В этот вечер он выпил три рюмки абсента. Четыре месяца не заживала в его сердце рана от этой встречи. Каждую ночь они снились ему все трое: отец, мать и сын, счастливые, спокойные, гуляющие по бульвару перед тем, как идти обедать домой. Эта новая картина заслонила прежнюю. Теперь это было что-то иное, иное видение, а с ним и иная боль. Жорж, его сыночек Жорж, которого он так любил, так лелеял когда-то, исчез в далеком и навсегда ушедшем прошлом. Он видел нового Жоржа, будто брата первого, мальчика с голыми икрами, который не знал его, Парана! Он ужасно страдал от этой мысли. Любовь мальчика умерла; связь между ними оборвалась; ребенок, увидя его, не протянул к нему рук, а даже сердито покосился на него.
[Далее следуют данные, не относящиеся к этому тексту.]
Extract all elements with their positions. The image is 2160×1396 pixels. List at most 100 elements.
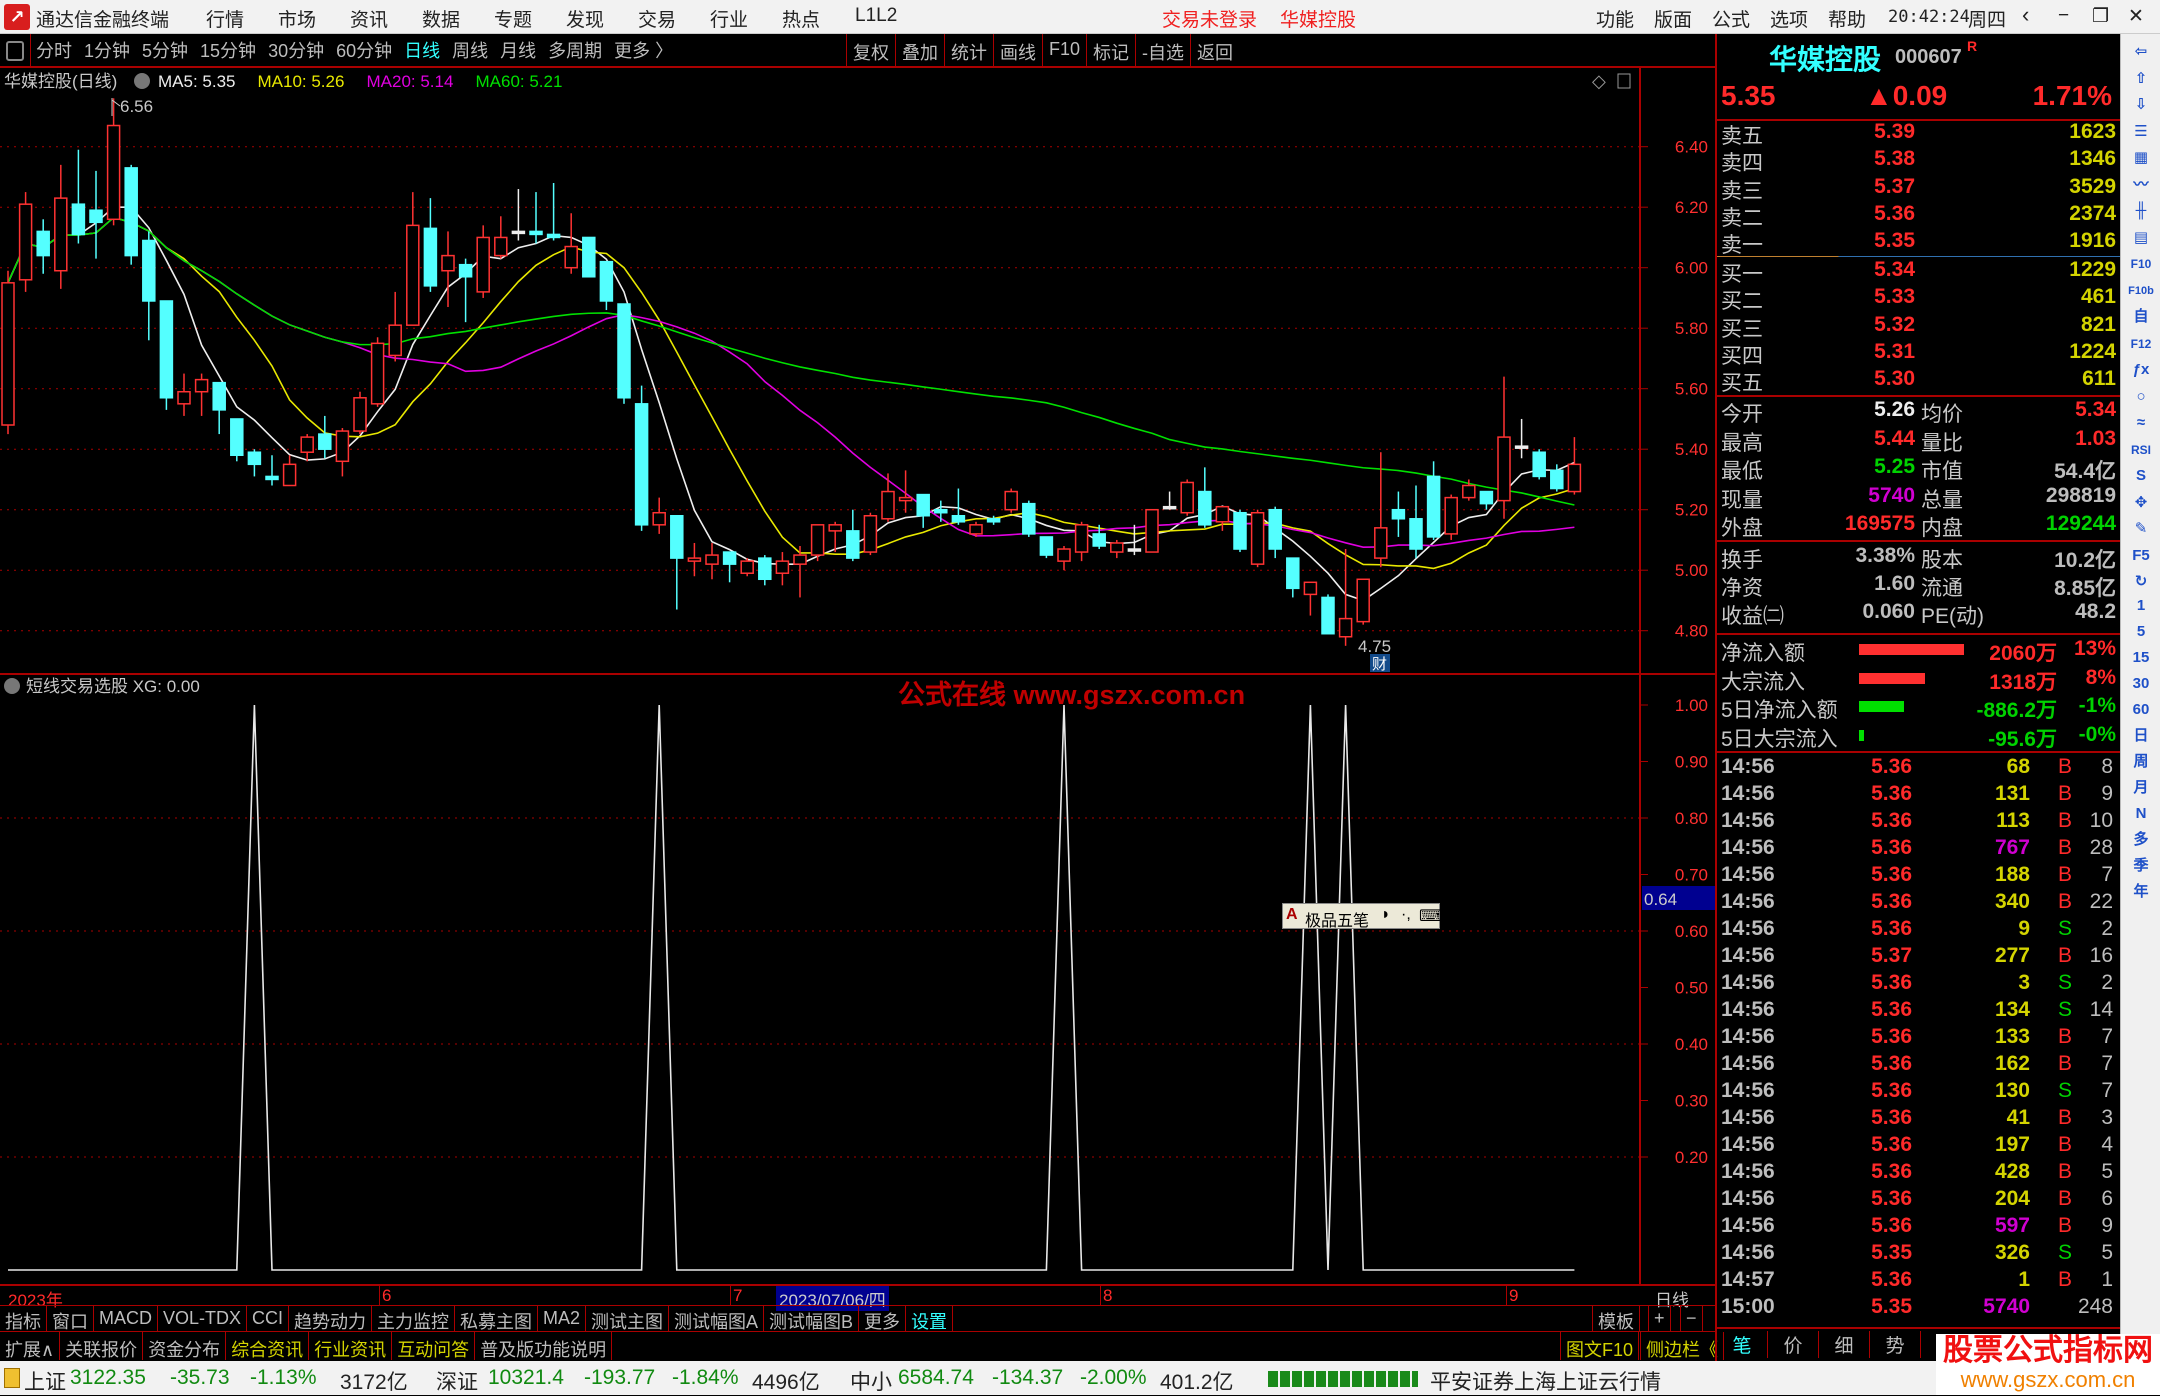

Но мало-помалу сердце Парана снова успокоилось; душевные муки утихли. Картина, представшая его глазам, преследовавшая его целыми ночами, потускнела, стала возникать реже. Он опять зажил как многие, как все те бездельники, что пьют пиво за мраморными столиками и до дыр просиживают брюки на скамейках, обитых потертым бархатом.
Он состарился в дыму трубок, облысел под светом газовых рожков, стал почитать за событие ванну раз в неделю, стрижку волос два раза в месяц, покупку нового костюма или шляпы. Если он приходил в свою пивную в новой шляпе, то раньше, чем сесть за столик, долго разглядывал себя в зеркало, надевал и снимал ее несколько раз подряд, примерял на все лады, а потом спрашивал свою приятельницу-буфетчицу, которая с интересом смотрела на него: “Как по-вашему, шляпа мне к лицу?»
Два-три раза в год он бывал в театре, а летом проводил иногда вечер в кафешантане на Елисейских полях. Неделями потом звучали у него в ушах мотивы, вынесенные оттуда, и, сидя за кружкой пива, он даже напевал их, отбивая такт ногой.
Шли годы — медленные, однообразные и короткие, потому что они ничем не были заполнены.
Он не чувствовал, как они скользят мимо. Он подвигался к смерти, не суетясь, не волнуясь, сидя за столиком в пивной, и только большое зеркало, к которому прислонялась его лысеющая с каждым днем голова, отмечало работу времени, проносящегося, убегающего, пожирающего людей, жалких людей.
О тягостной драме, разбившей его жизнь, думал он теперь редко, — ведь с тога страшного вечера прошло двадцать лет.
Но существование, которое он сам себе создал после этого, подорвало его здоровье, ослабило, истощило его, и хозяин пивной — шестой по счету с тех пор, как он стал там завсегдатаем, — частенько убеждал его: “Хорошо бы вам встряхнуться, господин Паран, подышать свежим воздухом, съездить за город; право, за последние месяцы вас узнать нельзя”.
И когда посетитель уходил, хозяин делился своими соображениями с кассиршей: “Бедный господин Паран! Плохо его дело. Вредно для здоровья вечно сидеть в Париже. Посоветуйте ему съездить разок-другой в деревню, покушать рыбы, вас он послушается. Скоро лето, это ему на пользу пойдет”.
И кассирша, благоволившая к постоянному клиенту и жалевшая его, каждый день твердила Парану: “Послушайте, сударь, выберитесь подышать свежим воздухом!
Летом в деревне так хорошо! Ох, будь моя воля, всю бы жизнь там провела!»
И она делилась с ним своими грезами, поэтичными, незатейливыми, как у всех бедных девушек, которые круглый год безвыходно сидят в лавке и наблюдают в окно шумную и показную уличную жизнь, а сами мечтают о мирной, тихой сельской жизни, среди полей и деревьев, под ярким солнцем, заливающим и луга, и леса, и прозрачные реки, и коров, лежащих на траве, и пестрые цветы, растущие на воле, — голубые, красные, желтые, фиолетовые, лиловые, розовые, белые, такие милые, такие свежие, такие душистые полевые цветы, которые срываешь на прогулке и собираешь в большие букеты.